Pensando, ‘Meu ouvido e os sons eram assim no passado ... Meu nariz e os aromas ... Minha língua e os sabores ... Meu corpo e os tangíveis ... Minha mente e os objetos mentais eram assim no passado,’ a consciência dela não fica atada pelo desejo e cobiça por aquilo. Devido à consciência dela não estar atada pelo desejo e cobiça, a pessoa não se delicia com aquilo. Quando ela não se delicia com aquilo, ela não revive o passado.

15. “E como, amigos, uma pessoa coloca as suas esperanças no futuro? Pensando, ‘Que meu olho e as formas sejam assim no futuro,’ ela empenha o seu coração em obter aquilo que ainda não foi alcançado. Como ela assim empenha o seu coração, ela se delicia com aquilo.

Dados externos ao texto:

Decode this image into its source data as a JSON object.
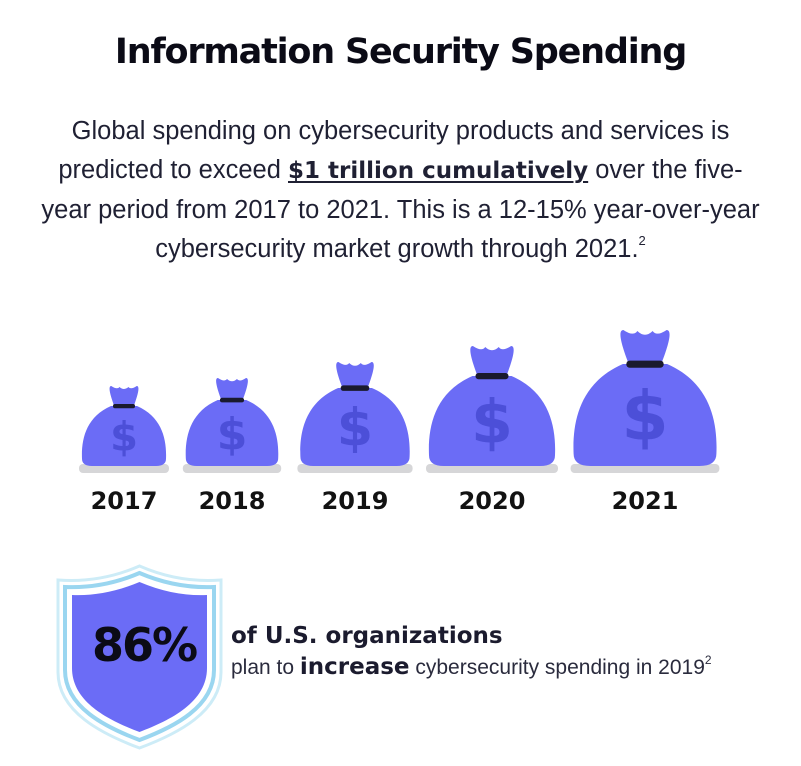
{
  "title": "Information Security Spending",
  "intro": {
    "part1": "Global spending on cybersecurity products and services is predicted to exceed ",
    "highlight": "$1 trillion cumulatively",
    "part2": " over the five-year period from 2017 to 2021. This is a 12-15% year-over-year cybersecurity market growth through 2021.",
    "footnote": "2"
  },
  "bag_icon": "money-bag-icon",
  "bag_symbol": "$",
  "colors": {
    "bag": "#6b6cf6",
    "bag_symbol": "#4c4fd8",
    "tie": "#1a1a2e",
    "shadow": "#d6d6d8",
    "shield_fill": "#6b6cf6",
    "shield_outline": "#9ad6f0"
  },
  "years": [
    {
      "label": "2017",
      "relative_size": 1.0
    },
    {
      "label": "2018",
      "relative_size": 1.1
    },
    {
      "label": "2019",
      "relative_size": 1.3
    },
    {
      "label": "2020",
      "relative_size": 1.5
    },
    {
      "label": "2021",
      "relative_size": 1.7
    }
  ],
  "stat": {
    "value": "86%",
    "heading": "of U.S. organizations",
    "sub_prefix": "plan to ",
    "sub_emphasis": "increase",
    "sub_suffix": " cybersecurity spending in 2019",
    "footnote": "2",
    "icon": "shield-icon"
  }
}
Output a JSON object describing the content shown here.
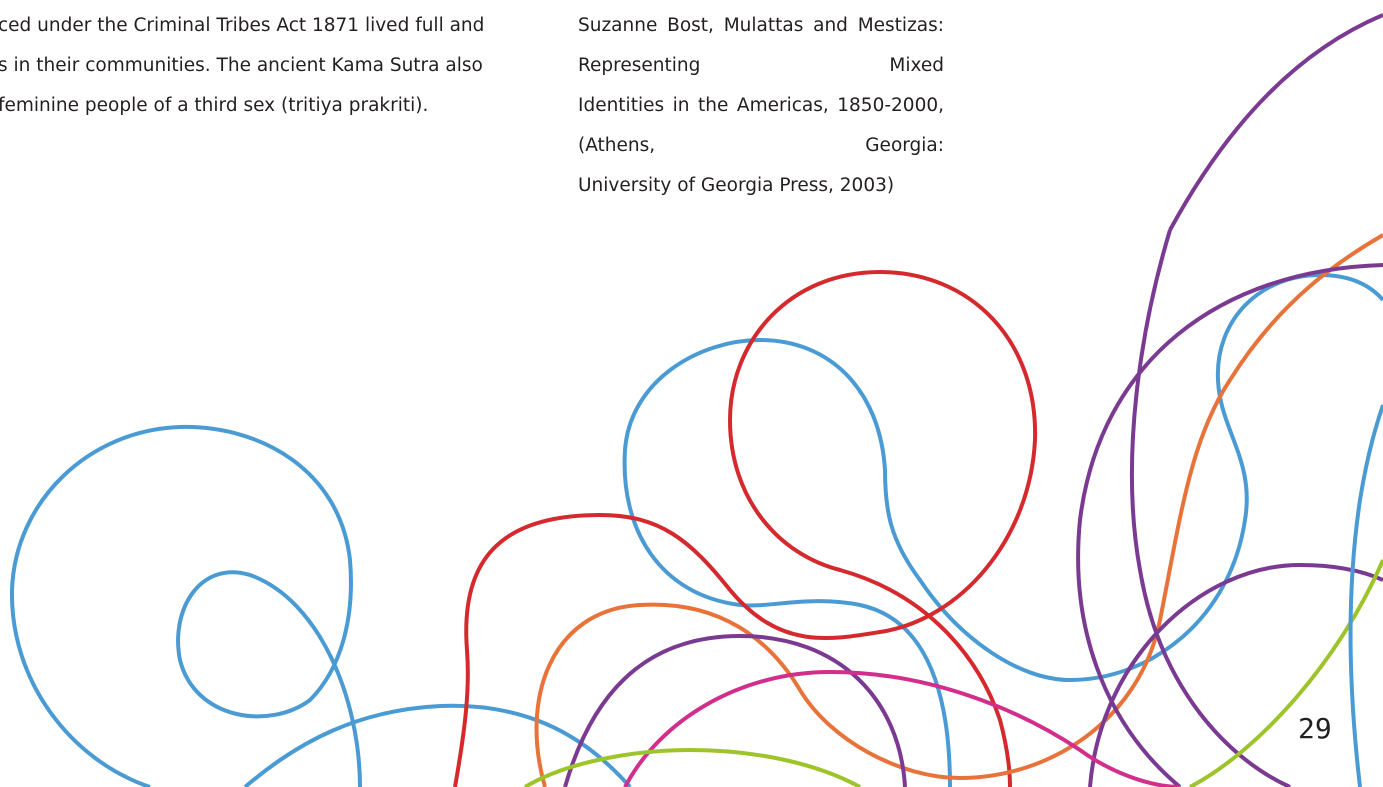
{
  "left_column": {
    "lines": [
      "ced under the Criminal Tribes Act 1871 lived full and",
      "s in their communities. The ancient Kama Sutra also",
      "feminine people of a third sex (tritiya prakriti)."
    ]
  },
  "right_column": {
    "lines": [
      "Suzanne Bost, Mulattas and Mestizas: Representing Mixed",
      "Identities in the Americas, 1850-2000, (Athens, Georgia:",
      "University of Georgia Press, 2003)"
    ]
  },
  "page_number": "29"
}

Quando ela se delicia com aquilo, ela coloca as suas esperanças no futuro.

Pensando, ‘Que meu ouvido e os sons sejam assim no futuro ... Meu nariz e os aromas ... Minha língua e os sabores ... Meu corpo e os tangíveis ... Minha mente e os objetos mentais sejam assim no futuro,’ ela empenha o seu coração em obter aquilo que ainda não foi alcançado. Como ela assim empenha o seu coração, ela se delicia com aquilo. Quando ela se delicia com aquilo, ela coloca as suas esperanças no futuro.

16. “E como, amigos, uma pessoa não coloca as suas esperanças no futuro? Pensando, ‘Que meu olho e as formas sejam assim no futuro,’ ela não empenha o seu coração em obter aquilo que ainda não foi alcançado. Como ela assim não empenha o seu coração, ela não se delicia com aquilo. Quando ela não se delicia com aquilo, ela não coloca as suas esperanças no futuro.

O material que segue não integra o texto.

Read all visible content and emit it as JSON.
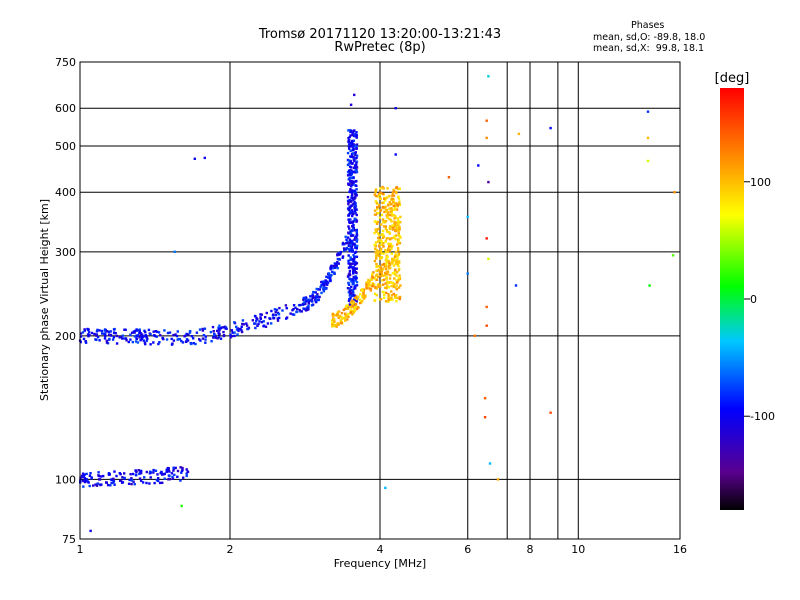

Pensando, ‘Que meu ouvido e os sons sejam assim no futuro ... Meu nariz e os aromas ... Minha língua e os sabores ... Meu corpo e os tangíveis ... Minha mente e os objetos mentais sejam assim no futuro,’ ela não empenha o seu coração em obter aquilo que ainda não foi alcançado. Como ela assim não empenha o seu coração, ela não se delicia com aquilo. Quando ela não se delicia com aquilo, ela não coloca as suas esperanças no futuro.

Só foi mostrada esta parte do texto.